Posts Tagged ‘notary bond’

Surety Bond Answers

Tuesday, July 28th, 2009

I need a surety bond, and I don’t know what type I need? An easy way for you to find out what type of bond you need, besides calling us, is to call the obligee.  The Obligee will have the direct answer since they are the entity that is requiring to carrier the bond. Normally if you are applying for a license it is a State Department.  Permit may be needed by the state as well, but most of the time it is the city whom needs them.  It is also helpful to check your application that must be returned to the state. The licensing packet usually has a copy of the bond form and its requirements.
How much will my Surety Bond Cost?
The Cost of your surety bond depends. The Rate is determined by State, type of Bond, you credit, your personal financials, business financials and risk. All scenarios are different so some of the above listed information may be required or not. Some bonds like, notary bonds are not based on credit or financials. Notary bonds simply have a filled rate, were other bonds have a sliding scale.  The reason for that is unlike MVD bonds , contractor license bonds, and Mortgage broker bonds, notary bonds  claim ratio is low for now.  So the cost of the bond may start out at a 2% but the rate can jump up to 25% depending on your scenario.

Why do I Need a surety bond?
A surety bond does not protect you or your business, it protects the obligee. The obligee requires Surety bonds to protect them from, monetary compensation, breach of contract, payment of certain taxes, fraud and whatever else they have weaved into the bond form.  Unlike insurance surety bonds are a requirement and must be met before you can start or continue operating your business.

Why do I need a notary bond?

Tuesday, August 12th, 2008

Why do I need a notary bond?

The secretary of the states office for the given state appoints the notary public official. Most public officials require an individual has to obtain the surety bond or notary bond before getting appointment. This Surety bond ensures that if official fails to perform his duties or violates the public faith through his negligence; with the available funds he can reimburse the fund to the state for the loss. The basic responsibility of the notary public is to legalize the individual parties of the contract who claim for any loss. Loss may be suffered by the state in failure of the official while confirming the identity of the party.

For example; vivek wants to sell his automobile to peter and he went to the notary office to transfer the title to peter. The notary official asks both vivek and peter to submit their identity card to conform their identification. Peter submitted his identification card, but vivek failed to submit and he says that he forgot to bring his identity card. The notary accepts both peter and vivek to sign the document and to carry on the transfer of title. The notary also signs the application. Actually, the person who sells the automobile is not the true owner of the automobile.

Here, in this case the true owner dos not have the intention to sell the automobile. Due to the negligence of the notary, the public trust has been lost. But still the true owner has the title of ownership. In above stated example due to the negligence of the notary, peter can fail a suit against the state for the loss incurred to him, due to the wrong representative appointed by the state

This notary bond is a guaranteed bond which guarantee the obligee that the state will perform his obligation. In failure of this bond a penalty amount is paid .these notary bonds are undertaken by the surety company. These bonds act as per the terms and condition of the notary publics commission.

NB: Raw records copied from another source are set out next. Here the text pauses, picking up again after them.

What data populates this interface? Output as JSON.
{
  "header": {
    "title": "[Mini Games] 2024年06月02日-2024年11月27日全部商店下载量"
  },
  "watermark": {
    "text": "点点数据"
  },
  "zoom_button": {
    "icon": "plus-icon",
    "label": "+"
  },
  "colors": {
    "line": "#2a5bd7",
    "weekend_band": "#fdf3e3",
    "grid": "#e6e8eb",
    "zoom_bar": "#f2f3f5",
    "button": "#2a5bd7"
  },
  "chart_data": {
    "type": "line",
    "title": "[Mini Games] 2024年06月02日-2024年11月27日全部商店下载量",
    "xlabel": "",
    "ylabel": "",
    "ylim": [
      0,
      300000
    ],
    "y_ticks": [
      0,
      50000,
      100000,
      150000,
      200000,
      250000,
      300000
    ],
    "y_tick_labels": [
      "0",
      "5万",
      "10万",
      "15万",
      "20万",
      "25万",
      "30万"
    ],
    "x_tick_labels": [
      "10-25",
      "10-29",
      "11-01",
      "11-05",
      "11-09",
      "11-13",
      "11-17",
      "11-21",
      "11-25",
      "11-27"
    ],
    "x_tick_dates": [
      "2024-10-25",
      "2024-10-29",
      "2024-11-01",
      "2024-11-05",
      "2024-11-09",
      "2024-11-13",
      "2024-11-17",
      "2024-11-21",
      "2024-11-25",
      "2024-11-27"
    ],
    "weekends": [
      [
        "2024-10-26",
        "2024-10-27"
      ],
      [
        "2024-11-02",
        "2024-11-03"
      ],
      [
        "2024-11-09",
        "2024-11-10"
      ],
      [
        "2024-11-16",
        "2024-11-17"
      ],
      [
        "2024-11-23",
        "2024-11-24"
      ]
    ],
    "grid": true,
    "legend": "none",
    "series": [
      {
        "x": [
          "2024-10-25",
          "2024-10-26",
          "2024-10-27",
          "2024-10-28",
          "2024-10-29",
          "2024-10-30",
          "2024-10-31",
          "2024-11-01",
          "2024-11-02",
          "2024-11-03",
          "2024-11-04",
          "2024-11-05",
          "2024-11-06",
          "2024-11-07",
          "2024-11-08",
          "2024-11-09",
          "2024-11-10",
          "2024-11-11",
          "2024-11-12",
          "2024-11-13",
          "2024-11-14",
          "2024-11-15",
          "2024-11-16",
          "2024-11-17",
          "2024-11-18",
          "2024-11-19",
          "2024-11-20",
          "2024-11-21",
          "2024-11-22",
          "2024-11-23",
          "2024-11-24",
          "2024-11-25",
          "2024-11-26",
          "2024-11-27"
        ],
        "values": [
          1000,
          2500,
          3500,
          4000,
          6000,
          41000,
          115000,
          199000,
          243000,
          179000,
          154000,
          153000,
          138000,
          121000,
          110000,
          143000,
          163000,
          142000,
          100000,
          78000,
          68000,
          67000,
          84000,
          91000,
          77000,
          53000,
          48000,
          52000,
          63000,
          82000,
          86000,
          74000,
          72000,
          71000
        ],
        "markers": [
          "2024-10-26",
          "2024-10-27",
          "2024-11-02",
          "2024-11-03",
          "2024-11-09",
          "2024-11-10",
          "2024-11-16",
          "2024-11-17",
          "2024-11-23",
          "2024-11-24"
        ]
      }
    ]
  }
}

The most familiar insurance policy is auto insurance policy. In case an accident occurred for you, the insurance company will pay off the claim and losses. Like an auto insurance policy, a notary bond is also the one and the same. The funds available will be paid, for the loss incurred. The insurance company compensates the loss up to the penalty amount of the bond. On the other hand the loss paid by the surety is not easily return off. It will be collected from the bonded party i.e. THE NOTARY.

Generally this notary bond protects the public against false representation. To provide protection, insurance coverage is given. The insurance protection is called as Notary Public Errors and Omissions. Notary bond is purchased for a nominal fee from the insurance company. Purchasing a notary bond helps the general public to become a notary public.